21/09/2005

Bula continuação As manhãs

“Indicado para o estado de depressão psíquica e física,originada de excesso de trabalho mental por problemas de origem emocional como preocupação, ansiedade, irritabilidade, medos, sustos e contrariedades. Nos casos de esgotamento, tristeza, baixa vitalidade e hipersensibilidade aos estímulos sensoriais.”
Foi tudo o que ela pode ler na bula de seu remédio, antes de engolir a primeira drágea verde e vermelha, sentada no sofá deixou a que o frasco escorregasse de suas mãos e permaneceu olhando fixamente a parede cor de verde abacate. Aquilo era uma das coisas que a irritavam todos os dias assim ,desencadeando um processo que por fim a levara a comprar aqueles comprimidos. Sua vida tinha a mesma cor triste daquela parede de textura meio granulada de abacate maduro.
Aos poucos se levantou do sofá e começou a observar as outras mulheres que passavam pela rua, todas elas carregavam uma das indicações da bula dentro de si, sem exceções, pensava ela, mesmo que tentasse ser uma pessoa completamente normal não poderia jamais esquecer de seu fardo, de seus obstáculos com a vida. Considerava-se uma mulher de verdade, completa, sabia muito bem quais eram os seus deveres, mas pouco sabia de suas fraquezas. Ainda de roupão não se lembrava mais do que tinha comido ontem antes de dormir e este pensamento tomou-lhe um tempo enorme, tinha que passar o tempo de alguma forma, começou a preparar um café forte, sentou novamente no sofá e pensou.
Não tinha mais a beleza de algum tempo atrás, quando tudo o que ela mais ansiava estava ainda latente em seu corpo, uma ansiedade quente e úmida. Sorriu para a pilha de roupas que tinha que lavar como se aquilo fosse tudo o que restava de seu breve passado. Não queria lembrar como começou, tampouco da forma como simplesmente acabou; por isso os comprimidos, a reclusão e a espera angustiante de seu efeito.
Coragem e fraqueza eram dois sentimentos que se entrelaçavam dentro dela. Teve a coragem de tirar um filho, de enfrentar sozinha a descida a um pequeno inferno, e a fraqueza foi justamente o seu ópio, a saída mais simples para uma pergunta sem resposta. Ninguém soube, talvez isso tenha facilitado não pensar no futuro, pretender que nada acontecerá no instante seguinte.

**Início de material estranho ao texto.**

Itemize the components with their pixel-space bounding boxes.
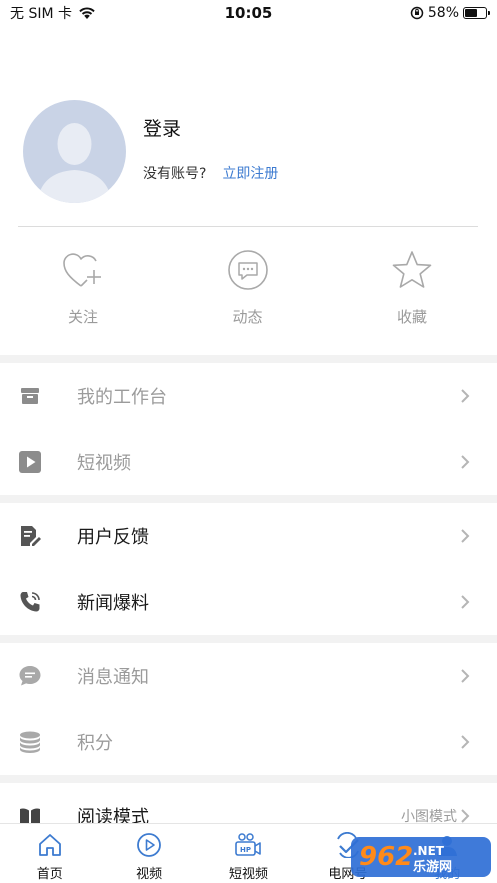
tab-home-label: 首页 xyxy=(36,867,63,882)
follow-button[interactable]: 关注 xyxy=(40,248,126,332)
menu-label-workbench: 我的工作台 xyxy=(77,387,167,408)
profile-header: 登录 没有账号? 立即注册 xyxy=(23,100,483,204)
rotation-lock-icon xyxy=(410,6,424,20)
phone-call-icon xyxy=(20,592,40,612)
status-left: 无 SIM 卡 xyxy=(10,3,96,23)
section-gap xyxy=(0,775,497,783)
menu-item-feedback[interactable]: 用户反馈 xyxy=(0,503,497,569)
carrier-label: 无 SIM 卡 xyxy=(10,6,72,22)
watermark-suffix: .NET xyxy=(413,844,445,858)
menu-label-short-video: 短视频 xyxy=(77,453,131,474)
battery-fill xyxy=(465,9,477,17)
tab-short-video[interactable]: HP 短视频 xyxy=(199,824,298,883)
chevron-right-icon xyxy=(461,455,470,469)
menu-item-notifications[interactable]: 消息通知 xyxy=(0,643,497,709)
menu-item-short-video[interactable]: 短视频 xyxy=(0,429,497,495)
activity-label: 动态 xyxy=(232,308,263,326)
profile-divider xyxy=(18,226,478,227)
chat-bubble-icon xyxy=(227,250,268,290)
message-bubble-icon xyxy=(19,666,41,686)
avatar[interactable] xyxy=(23,100,126,203)
heart-plus-icon xyxy=(63,253,101,287)
chevron-right-icon xyxy=(461,389,470,403)
menu-item-points[interactable]: 积分 xyxy=(0,709,497,775)
no-account-text: 没有账号? xyxy=(143,166,207,182)
watermark-logo: 962 .NET 乐游网 xyxy=(351,833,491,879)
favorites-button[interactable]: 收藏 xyxy=(369,248,455,332)
menu-item-workbench[interactable]: 我的工作台 xyxy=(0,363,497,429)
menu-label-news-tip: 新闻爆料 xyxy=(77,593,149,614)
wifi-icon xyxy=(79,7,95,19)
chevron-right-icon xyxy=(461,595,470,609)
register-line: 没有账号? 立即注册 xyxy=(143,163,278,183)
database-icon xyxy=(20,731,40,753)
favorites-label: 收藏 xyxy=(396,308,427,326)
quick-actions: 关注 动态 收藏 xyxy=(0,248,497,332)
login-link[interactable]: 登录 xyxy=(143,114,181,141)
menu-item-news-tip[interactable]: 新闻爆料 xyxy=(0,569,497,635)
menu-label-feedback: 用户反馈 xyxy=(77,527,149,548)
menu-label-points: 积分 xyxy=(77,733,113,754)
play-square-icon xyxy=(19,451,41,473)
status-right: 58% xyxy=(410,5,490,21)
play-circle-icon xyxy=(137,833,161,857)
edit-document-icon xyxy=(21,526,41,546)
follow-label: 关注 xyxy=(67,308,98,326)
battery-percent: 58% xyxy=(427,5,459,21)
star-icon xyxy=(392,251,432,288)
tab-video[interactable]: 视频 xyxy=(99,824,198,883)
section-gap xyxy=(0,635,497,643)
status-bar: 无 SIM 卡 10:05 58% xyxy=(0,0,497,26)
tab-short-video-label: 短视频 xyxy=(228,867,268,882)
chevron-right-icon xyxy=(461,669,470,683)
archive-box-icon xyxy=(21,388,39,404)
watermark-subtitle: 乐游网 xyxy=(413,859,452,875)
default-avatar-icon xyxy=(37,123,112,203)
home-icon xyxy=(38,834,61,856)
chevron-right-icon xyxy=(461,809,470,823)
tab-video-label: 视频 xyxy=(136,867,163,882)
section-gap xyxy=(0,495,497,503)
menu-label-notifications: 消息通知 xyxy=(77,667,149,688)
tab-home[interactable]: 首页 xyxy=(0,824,99,883)
battery-icon xyxy=(463,7,490,19)
register-link[interactable]: 立即注册 xyxy=(222,163,278,183)
chevron-right-icon xyxy=(461,529,470,543)
activity-button[interactable]: 动态 xyxy=(205,248,291,332)
section-gap xyxy=(0,355,497,363)
hp-video-icon: HP xyxy=(235,833,262,856)
watermark-brand: 962 xyxy=(359,842,413,872)
chevron-right-icon xyxy=(461,735,470,749)
svg-text:HP: HP xyxy=(240,846,251,854)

Ele nunca soube o que aconteceu, nem nunca saberá o que aconteceria. Gostava dele, mas seria inútil estar ao seu lado, seria incapaz de conviver com seu olhar sempre vagueando pelas coisas do mundo; então saiu de uma vez de sua vida, levando consigo o seu único segredo.
Quanto tempo passara e ela nem tinha percebido, quase uma estação inteira. São os remédios, argumentou. Os remédios contra a espera, contra a necessidade da busca e contra todo tipo de sentimento relevante em sua vida.
O telefone toca. Ana já sabia quem era, sempre soube, pois nunca mais atendera a um telefonema...que dia era hoje?
--Alô... Eu sei quem é.
-- Preciso te ver. Quer dizer, preciso falar com você sobre umas coisas que andei pensando, que... enfim, bater um papo.
Num instante passou-se tantas coisas na cabeça de Ana. Pensou em como o amor podia se transformar em ódio, em como pequenas coisas juntas podem se transformar no maior de seus pesadelos: manias, tom de voz, as roupas, sempre as mesmas roupas.
--- Olha, se você não tiver...
--tenho sim, mas fala logo que eu agora to costurando umas calças.
Ela sempre mentia. Nunca gostou de dar satisfações, mínimas que fossem, e também nunca gostou de muita sinceridade, acreditava ser algo muito pedante.
-- Te amo, Ana.
Silêncio.
-- Só isso?
--Não, quero dizer, te amo mesmo, no duro. Te amo mais do que me odeio. Te amo mais que a minha vida, você pra mim Ana, é...
Não esperava que ele fosse tão longe, um vácuo se rompeu dentro dela sugando todo o ambiente ao seu redor, o tempo parou. Foi pega de surpresa: ele sabia. Ela havia esquecido há muito tempo de tudo e mesmo assim como uma sombra ele reapareceu. Tomou mais dois comprimidos.
-- Esse filho é meu não é? Então Ana, agora eu sei...eu sei que posso...
Desligou o telefone imediatamente, fechou os olhos, flashbacks começaram a dar voltas em sua cabeça, os comprimidos finalmente fizeram efeito. Ela se deitou no chão e deixou ser tomava por todos os pensamentos. Simples pensamentos, agora tudo era passado.